Habertürk
    Takipde Kalın!
      Günlük gelişmeleri takip edebilmek için habertürk uygulamasını indirin

        Meclis Libya tezkeresini kabul etti ve günlerden buyana asker gönderme meselesini tartışıyoruz…

        Bu vesile pek bilmediğimiz bir konuyu, son dönem siyaset hayatımızda çok önemli yeri olan bir sabık başbakanımızın, Bülent Ecevit’in, anne tarafından soyunun bir zamanlar imparatorluk toprağı olan Libya’ya uzandığını anlatmak istedim…

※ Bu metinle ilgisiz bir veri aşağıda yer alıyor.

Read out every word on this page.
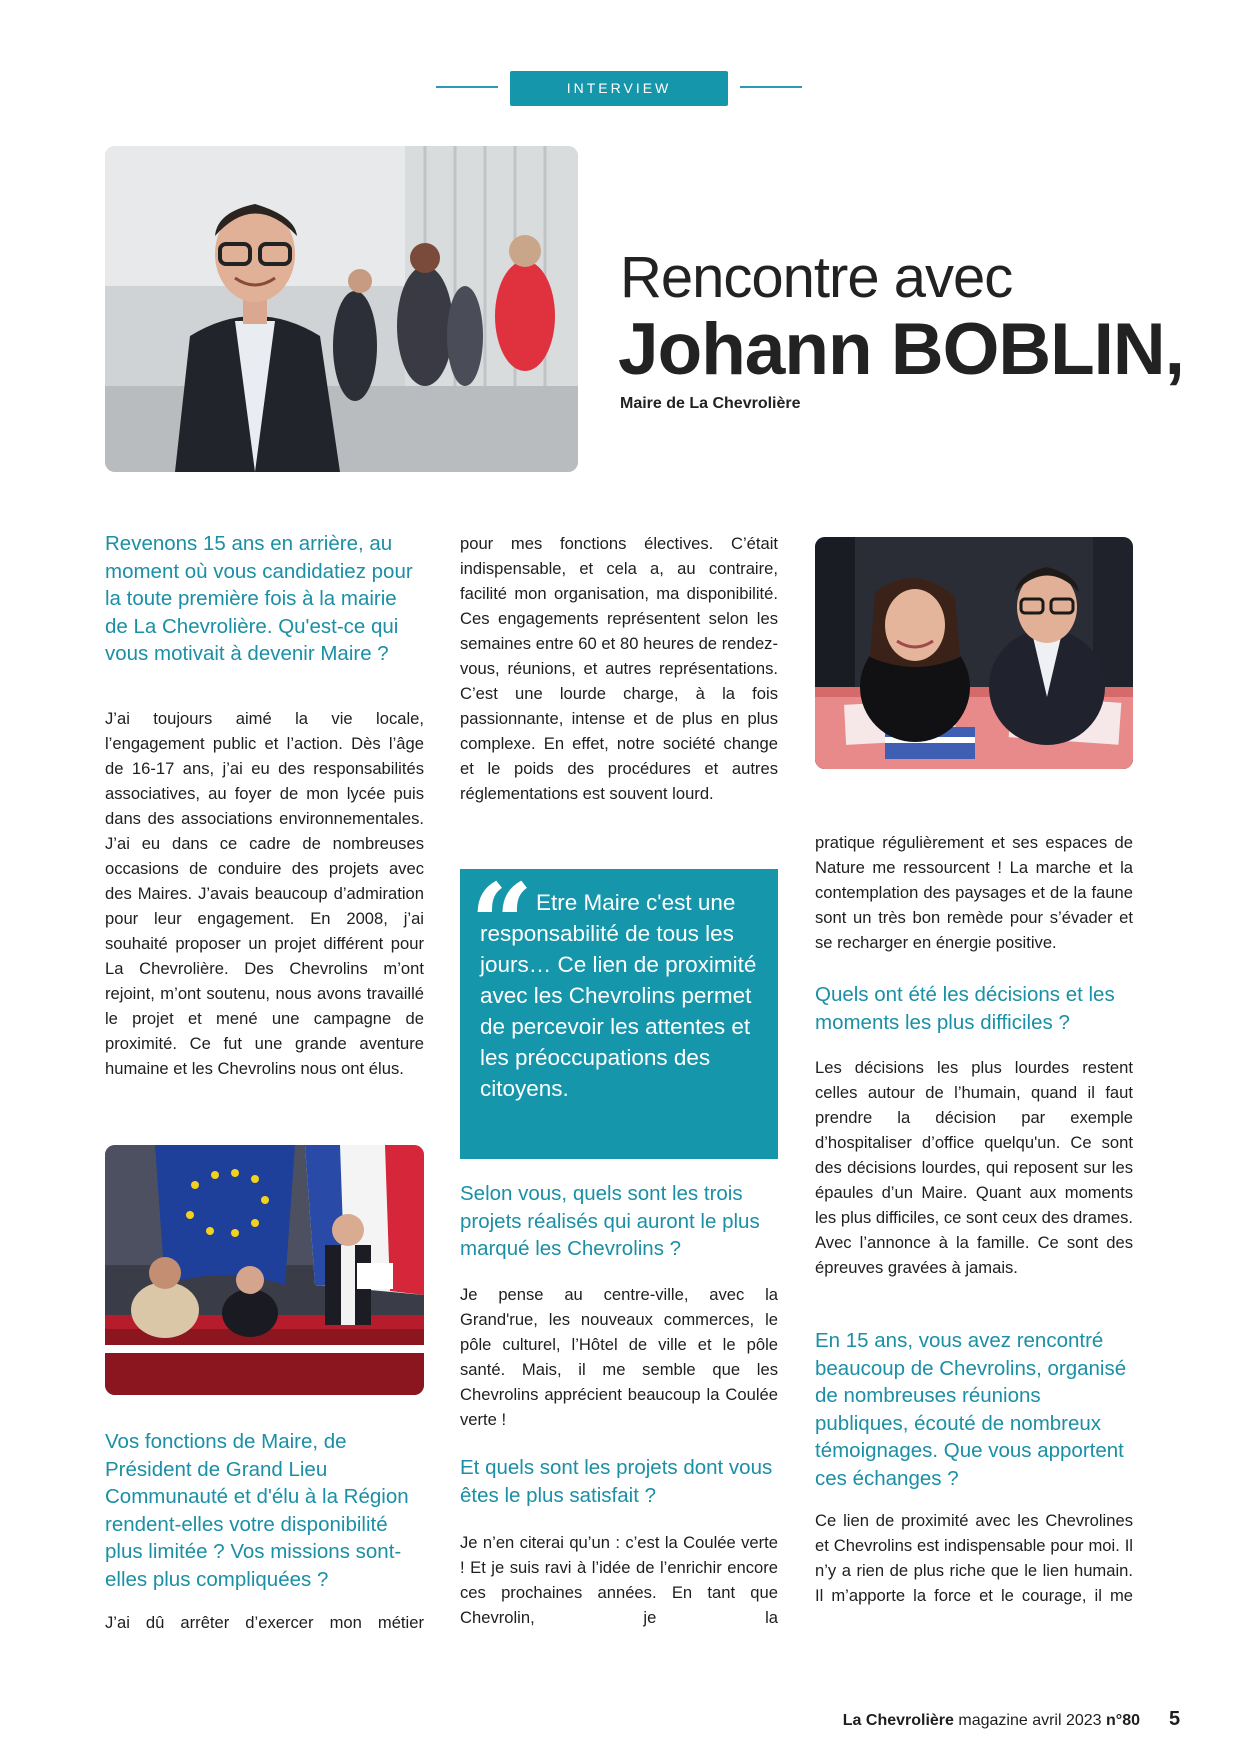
INTERVIEW
Rencontre avec
Johann BOBLIN,
Maire de La Chevrolière
Revenons 15 ans en arrière, au moment où vous candidatiez pour la toute première fois à la mairie de La Chevrolière. Qu'est-ce qui vous motivait à devenir Maire ?
J’ai toujours aimé la vie locale, l’engagement public et l’action. Dès l’âge de 16-17 ans, j’ai eu des responsabilités associatives, au foyer de mon lycée puis dans des associations environnementales. J’ai eu dans ce cadre de nombreuses occasions de conduire des projets avec des Maires. J’avais beaucoup d’admiration pour leur engagement. En 2008, j’ai souhaité proposer un projet différent pour La Chevrolière. Des Chevrolins m’ont rejoint, m’ont soutenu, nous avons travaillé le projet et mené une campagne de proximité. Ce fut une grande aventure humaine et les Chevrolins nous ont élus.
Vos fonctions de Maire, de Président de Grand Lieu Communauté et d'élu à la Région rendent-elles votre disponibilité plus limitée ? Vos missions sont-elles plus compliquées ?
J’ai dû arrêter d’exercer mon métier
pour mes fonctions électives. C’était indispensable, et cela a, au contraire, facilité mon organisation, ma disponibilité. Ces engagements représentent selon les semaines entre 60 et 80 heures de rendez-vous, réunions, et autres représentations. C’est une lourde charge, à la fois passionnante, intense et de plus en plus complexe. En effet, notre société change et le poids des procédures et autres réglementations est souvent lourd.
“ Etre Maire c'est une responsabilité de tous les jours… Ce lien de proximité avec les Chevrolins permet de percevoir les attentes et les préoccupations des citoyens.
Selon vous, quels sont les trois projets réalisés qui auront le plus marqué les Chevrolins ?
Je pense au centre-ville, avec la Grand'rue, les nouveaux commerces, le pôle culturel, l’Hôtel de ville et le pôle santé. Mais, il me semble que les Chevrolins apprécient beaucoup la Coulée verte !
Et quels sont les projets dont vous êtes le plus satisfait ?
Je n’en citerai qu’un : c’est la Coulée verte ! Et je suis ravi à l’idée de l’enrichir encore ces prochaines années. En tant que Chevrolin, je la
pratique régulièrement et ses espaces de Nature me ressourcent ! La marche et la contemplation des paysages et de la faune sont un très bon remède pour s’évader et se recharger en énergie positive.
Quels ont été les décisions et les moments les plus difficiles ?
Les décisions les plus lourdes restent celles autour de l’humain, quand il faut prendre la décision par exemple d’hospitaliser d’office quelqu'un. Ce sont des décisions lourdes, qui reposent sur les épaules d’un Maire. Quant aux moments les plus difficiles, ce sont ceux des drames. Avec l’annonce à la famille. Ce sont des épreuves gravées à jamais.
En 15 ans, vous avez rencontré beaucoup de Chevrolins, organisé de nombreuses réunions publiques, écouté de nombreux témoignages. Que vous apportent ces échanges ?
Ce lien de proximité avec les Chevrolines et Chevrolins est indispensable pour moi. Il n’y a rien de plus riche que le lien humain. Il m’apporte la force et le courage, il me
La Chevrolière magazine avril 2023 n°80 5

        27 Temmuz 2005’te, Bülent Ecevit ile Ankara’daki evinde banda da kaydettiğim uzun bir sohbet yapmıştık. Rahmetli Ecevit, Rahşan Hanım’ın demlediği ve lezzeti hâlâ damağımda olan harikulâde çaylarımızı yudumlarken bana Osmanlı Tarihi ile alâkalı bazı kanaatlerini, Diyanet İşleri Başkanlığı’na bağışladığı Suudi Arabistan’daki mal varlığının kaynağını, Sultan Vahideddin’in torunları ile olan yakın münasebetini ve ailesinin Libya ile olan bağlantısını anlatmıştı.

        Bugün burada, sohbetimizin Libya ile alâkalı kısmını Ecevit’in sesinden yayınlıyorum…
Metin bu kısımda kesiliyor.